Soon after they got back to Juneau, the women began making plans for permanent residence in Alaska, eventually building their own home out in Auke Bay in the late 1950s on a piece of forested property they bought from Dora Waydelich Spaulding, daughter of Wes Waydelich and his Tlingit wife, who had owned it since the 1890s. Shepard and Kelsey did all the construction work themselves, getting advice from electrician and plumber friends and hosting work parties from time to time. Gerrish said she thinks Shepard got the idea to build the house from an article she read in the men’s magazine “Popular Mechanics.”
“She said, ‘Well I can do this.’” Gerrish said.
From the very beginning, both women were also very active members of the church, first attending the Juneau Methodist Church downtown, located where the Dimond Courthouse is now.
“They got into town and they were both singing in choir that Sunday,” Gerrish said.
The women were instrumental in getting the Douglas Community United Methodist Church built and in founding the Eagle River United Methodist Camp at Mile 28, Gerrish said, adding that Shepard’s faith was one of the most important things in her life.
“She lived her faith. She didn’t talk the talk, she walked the walk,” Gerrish said. “Her whole life was about doing for others.”
Shepard also had a regular radio program on KTOO with Cy Peck called “History without Headlines,” interviewing elderly local residents about their lives, was an amateur photographer and a musician. Gerrish said during World War II, prior to moving to Alaska, Shepard played in an all-female orchestra in California (most of the men were overseas).
“She played the flute, the oboe, and she could play a mean harmonica,” Gerrish said.
A big supporter of the arts, Shepard was a longtime docent at the Alaska State Museum and a strong advocate for the new State Libraries Archives and Museums building for many years, lobbying at the Legislature and helping build community support at a time when the project wasn’t very popular.
“The museum owes a lot to Bea,” said Frank, who worked with Shepard at the Aunt Claudia’s Dolls museum. The museum was named after Kelsey, who died in 2007 at 95. Shepard started the museum as a way to honor her memory and showcase her extensive doll collection.
“She was devoted to Claudia,” Frank said. “Claudia always said ‘I’m not a collector because I never bought any of these dolls, they were all given to me. And Bea would say, ‘I don’t even like dolls!’” Frank laughed.
“Claudia was kind of the sweetheart and Bea was a bit of the cantankerous one.”
Shepard and Frank expanded the collection over the past five years, hosting openings every First Friday and keeping regular public hours. The museum will continue in Shepard’s absence thanks to a trust established for that purpose.

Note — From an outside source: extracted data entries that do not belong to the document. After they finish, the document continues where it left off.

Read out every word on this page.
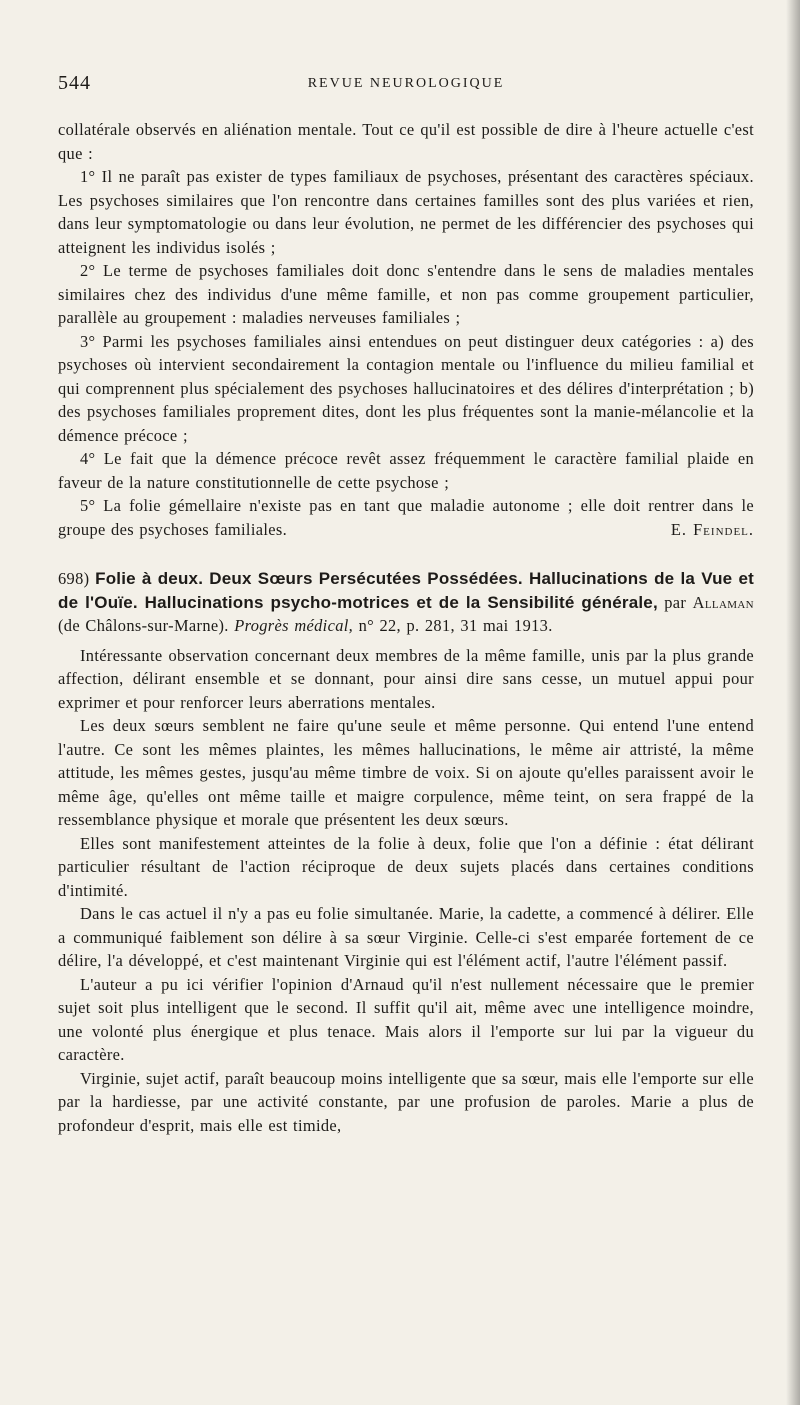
544	REVUE NEUROLOGIQUE

collatérale observés en aliénation mentale. Tout ce qu'il est possible de dire à l'heure actuelle c'est que :

1° Il ne paraît pas exister de types familiaux de psychoses, présentant des caractères spéciaux. Les psychoses similaires que l'on rencontre dans certaines familles sont des plus variées et rien, dans leur symptomatologie ou dans leur évolution, ne permet de les différencier des psychoses qui atteignent les individus isolés ;

2° Le terme de psychoses familiales doit donc s'entendre dans le sens de maladies mentales similaires chez des individus d'une même famille, et non pas comme groupement particulier, parallèle au groupement : maladies nerveuses familiales ;

3° Parmi les psychoses familiales ainsi entendues on peut distinguer deux catégories : a) des psychoses où intervient secondairement la contagion mentale ou l'influence du milieu familial et qui comprennent plus spécialement des psychoses hallucinatoires et des délires d'interprétation ; b) des psychoses familiales proprement dites, dont les plus fréquentes sont la manie-mélancolie et la démence précoce ;

4° Le fait que la démence précoce revêt assez fréquemment le caractère familial plaide en faveur de la nature constitutionnelle de cette psychose ;

5° La folie gémellaire n'existe pas en tant que maladie autonome ; elle doit rentrer dans le groupe des psychoses familiales.	E. Feindel.

698) Folie à deux. Deux Sœurs Persécutées Possédées. Hallucinations de la Vue et de l'Ouïe. Hallucinations psycho-motrices et de la Sensibilité générale, par Allaman (de Châlons-sur-Marne). Progrès médical, n° 22, p. 281, 31 mai 1913.

Intéressante observation concernant deux membres de la même famille, unis par la plus grande affection, délirant ensemble et se donnant, pour ainsi dire sans cesse, un mutuel appui pour exprimer et pour renforcer leurs aberrations mentales.

Les deux sœurs semblent ne faire qu'une seule et même personne. Qui entend l'une entend l'autre. Ce sont les mêmes plaintes, les mêmes hallucinations, le même air attristé, la même attitude, les mêmes gestes, jusqu'au même timbre de voix. Si on ajoute qu'elles paraissent avoir le même âge, qu'elles ont même taille et maigre corpulence, même teint, on sera frappé de la ressemblance physique et morale que présentent les deux sœurs.

Elles sont manifestement atteintes de la folie à deux, folie que l'on a définie : état délirant particulier résultant de l'action réciproque de deux sujets placés dans certaines conditions d'intimité.

Dans le cas actuel il n'y a pas eu folie simultanée. Marie, la cadette, a commencé à délirer. Elle a communiqué faiblement son délire à sa sœur Virginie. Celle-ci s'est emparée fortement de ce délire, l'a développé, et c'est maintenant Virginie qui est l'élément actif, l'autre l'élément passif.

L'auteur a pu ici vérifier l'opinion d'Arnaud qu'il n'est nullement nécessaire que le premier sujet soit plus intelligent que le second. Il suffit qu'il ait, même avec une intelligence moindre, une volonté plus énergique et plus tenace. Mais alors il l'emporte sur lui par la vigueur du caractère.

Virginie, sujet actif, paraît beaucoup moins intelligente que sa sœur, mais elle l'emporte sur elle par la hardiesse, par une activité constante, par une profusion de paroles. Marie a plus de profondeur d'esprit, mais elle est timide,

Frank said right before she died, Shepard had spent her first few nights at the Pioneer’s Home. Up until that point, the 94-year-old had been living alone in the house out at Auke Bay.
“She’d just set up her room at the Pioneer’s Home ... and it was like an art gallery, just wall to wall art,” Frank said.

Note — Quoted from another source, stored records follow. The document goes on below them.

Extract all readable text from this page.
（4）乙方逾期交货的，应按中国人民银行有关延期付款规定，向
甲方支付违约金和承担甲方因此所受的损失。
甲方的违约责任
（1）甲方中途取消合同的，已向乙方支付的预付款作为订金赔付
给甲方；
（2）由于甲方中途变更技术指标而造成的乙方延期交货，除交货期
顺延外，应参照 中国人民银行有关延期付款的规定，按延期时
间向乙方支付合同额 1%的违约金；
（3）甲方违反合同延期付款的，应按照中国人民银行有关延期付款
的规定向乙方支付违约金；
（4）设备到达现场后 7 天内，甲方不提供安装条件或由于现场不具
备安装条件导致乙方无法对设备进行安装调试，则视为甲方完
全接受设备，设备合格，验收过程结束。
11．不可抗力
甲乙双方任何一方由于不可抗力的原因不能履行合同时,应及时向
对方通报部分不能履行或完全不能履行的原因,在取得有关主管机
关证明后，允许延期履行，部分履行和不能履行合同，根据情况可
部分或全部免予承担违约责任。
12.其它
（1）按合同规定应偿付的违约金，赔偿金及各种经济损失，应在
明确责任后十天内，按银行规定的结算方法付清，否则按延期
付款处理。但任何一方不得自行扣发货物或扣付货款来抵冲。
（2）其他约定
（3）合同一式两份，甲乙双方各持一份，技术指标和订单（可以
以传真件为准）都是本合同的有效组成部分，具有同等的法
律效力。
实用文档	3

When she died, Shepard was working on the final two chapters of her second book, about the Methodist camp and its history.
In her final years, Shepard also contributed regular columns to the “Living and growing” feature of the Empire’s Neighbors section that focused on her faith, reminding readers of chances to bring the teachings of the Bible into our everyday lives.
Gerrish said Shepard and Kelsey were living examples of how that can be accomplished.
“Everybody loved them because they were always so kind to everybody else,” she said.
Shepard’s service is scheduled for Nov. 30 at 2 p.m. at the Douglas Community United Methodist Church.